Maybe the site’s history is a magnet, drawing these youth sub-cultures of metal-heads, punks and emos, like so many French revolutionaries before them.

2. Parc André Citroën

The nearest Metro station is Balyar (Balard).

This beautiful park is located near the Citroen factory.

The park consists of three lush gardens and mini waterfalls, making it an ideal place for a walk.

All year round ducks can be seen splashing in the water.

Moreover, there is a huge gas balloon, which can give you a bird’s eye view of Paris.

3. Bercy

It is worth visiting the unusual Palace of Sports when in Paris.

The palace is also known as Palais Omnisports de Paris-Bercy, often abbreviated as POPB or Bercy, it is a stunning pyramidal piece of architecture clad in lawns.

The waterfall tracks the surrounding Bercy Park and the stunning design of its bridges over the Seine, leading to skyscrapers, which remind people of New York’s distinctive skyline make this a memorable slice of Paris.

The nearest metro is Metro Bercy.

4. Open-air Shakespeare in Boulogne Wood

Bois de Boulogne (Boulogne Wood) plays host to outdoor theatre penned by no other than the Bard himself William Shakespeare as well as a diverse range of other performances.

The Jardin Shakespeare shows begin in May and run through late September or into early October.

Often the performances are in English.

The garden is often compared to something from Alice in Wonderland, a fairy tale come true.

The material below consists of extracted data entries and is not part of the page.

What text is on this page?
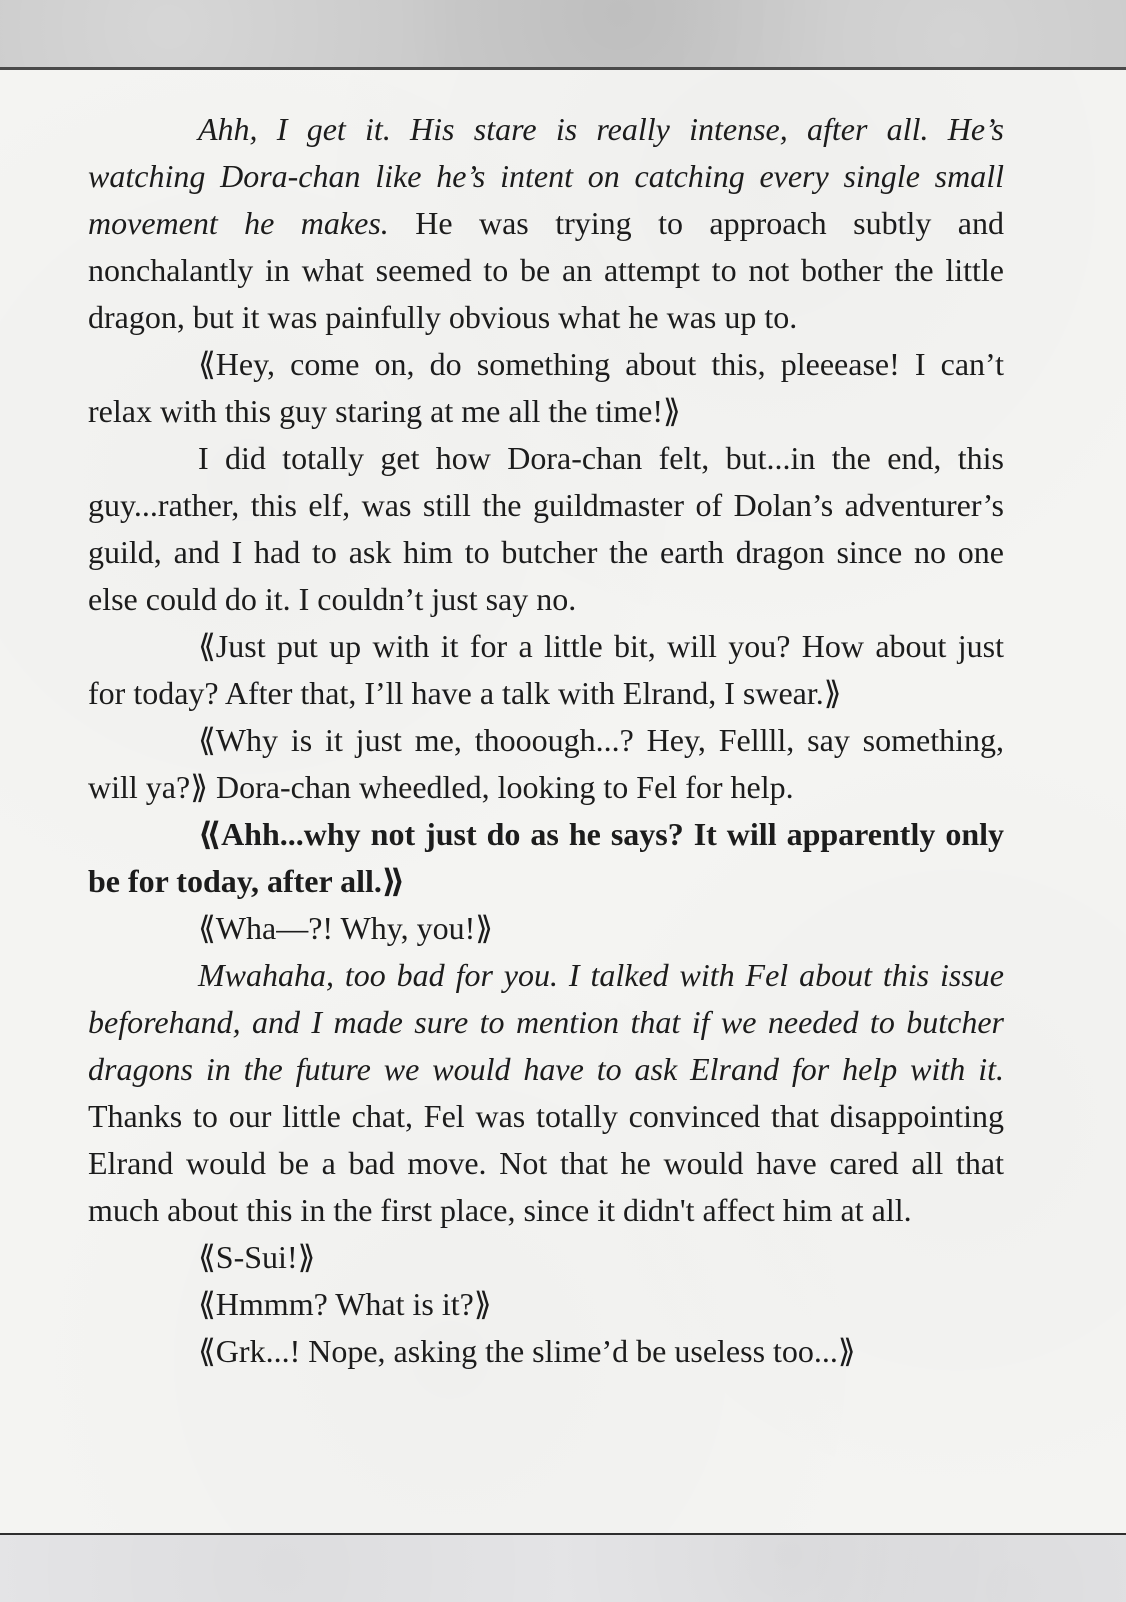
Ahh, I get it. His stare is really intense, after all. He’s watching Dora-chan like he’s intent on catching every single small movement he makes. He was trying to approach subtly and nonchalantly in what seemed to be an attempt to not bother the little dragon, but it was painfully obvious what he was up to.

⟪Hey, come on, do something about this, pleeease! I can’t relax with this guy staring at me all the time!⟫

I did totally get how Dora-chan felt, but...in the end, this guy...rather, this elf, was still the guildmaster of Dolan’s adventurer’s guild, and I had to ask him to butcher the earth dragon since no one else could do it. I couldn’t just say no.

⟪Just put up with it for a little bit, will you? How about just for today? After that, I’ll have a talk with Elrand, I swear.⟫

⟪Why is it just me, thooough...? Hey, Fellll, say something, will ya?⟫ Dora-chan wheedled, looking to Fel for help.

⟪Ahh...why not just do as he says? It will apparently only be for today, after all.⟫

⟪Wha—?! Why, you!⟫

Mwahaha, too bad for you. I talked with Fel about this issue beforehand, and I made sure to mention that if we needed to butcher dragons in the future we would have to ask Elrand for help with it. Thanks to our little chat, Fel was totally convinced that disappointing Elrand would be a bad move. Not that he would have cared all that much about this in the first place, since it didn't affect him at all.

⟪S-Sui!⟫

⟪Hmmm? What is it?⟫

⟪Grk...! Nope, asking the slime’d be useless too...⟫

5. The City of Science and Industry – Cité des Sciences et de l’Industrie

The largest science museum in Europe, this huge museum comprises five levels, including a media center, a planetarium, exhibition halls, an IMAX theatre and, in great news, for those traveling with children – facilities for kids and teens.

For adults the museum also has a bar. The nearest metro station to the City of Science and Industry is Porte de la Villette.

The museum opens Tuesday to Saturday from 10am to 6pm, Sunday – from 10am to 7pm, on Monday it is closed. Tickets costs between EURO 20-30.

6. Marché Edgar Quinet – a street market in Montparnasse

You can find this great street market every Wednesday and Saturday selling everything from fresh produce to baked goods and hot food, as well as clothing, contemporary art and plenty of antique items (including of the twentieth century) – such as paintings, books, furniture, souvenirs and posters.

It’s easy to find if you go from the historic Cimetière du Montparnasse (Montparnasse Cemetery) towards The Tour Montparnasse, the tallest building in Paris.

Even if you do not intend to buy anything, it is a fascinating excursion just to check out the vast array of items on offer.

7. Royal Street

Or in French – Rue Royale – is a short street connecting place de la Madeleine Rue Royal with the place de la Concorde. What makes this street unique is it is crammed full of luxurious brands such as the head office of L’Oreal, Royal Village boutiques, Chanel and Dior.

Not far from the Madeleine Church you will find the best chocolate shop in Paris. It is a little shop called Fauchon, where you can look at the art of making chocolate, see unusual design of it and admire true masterpieces of confectionary art.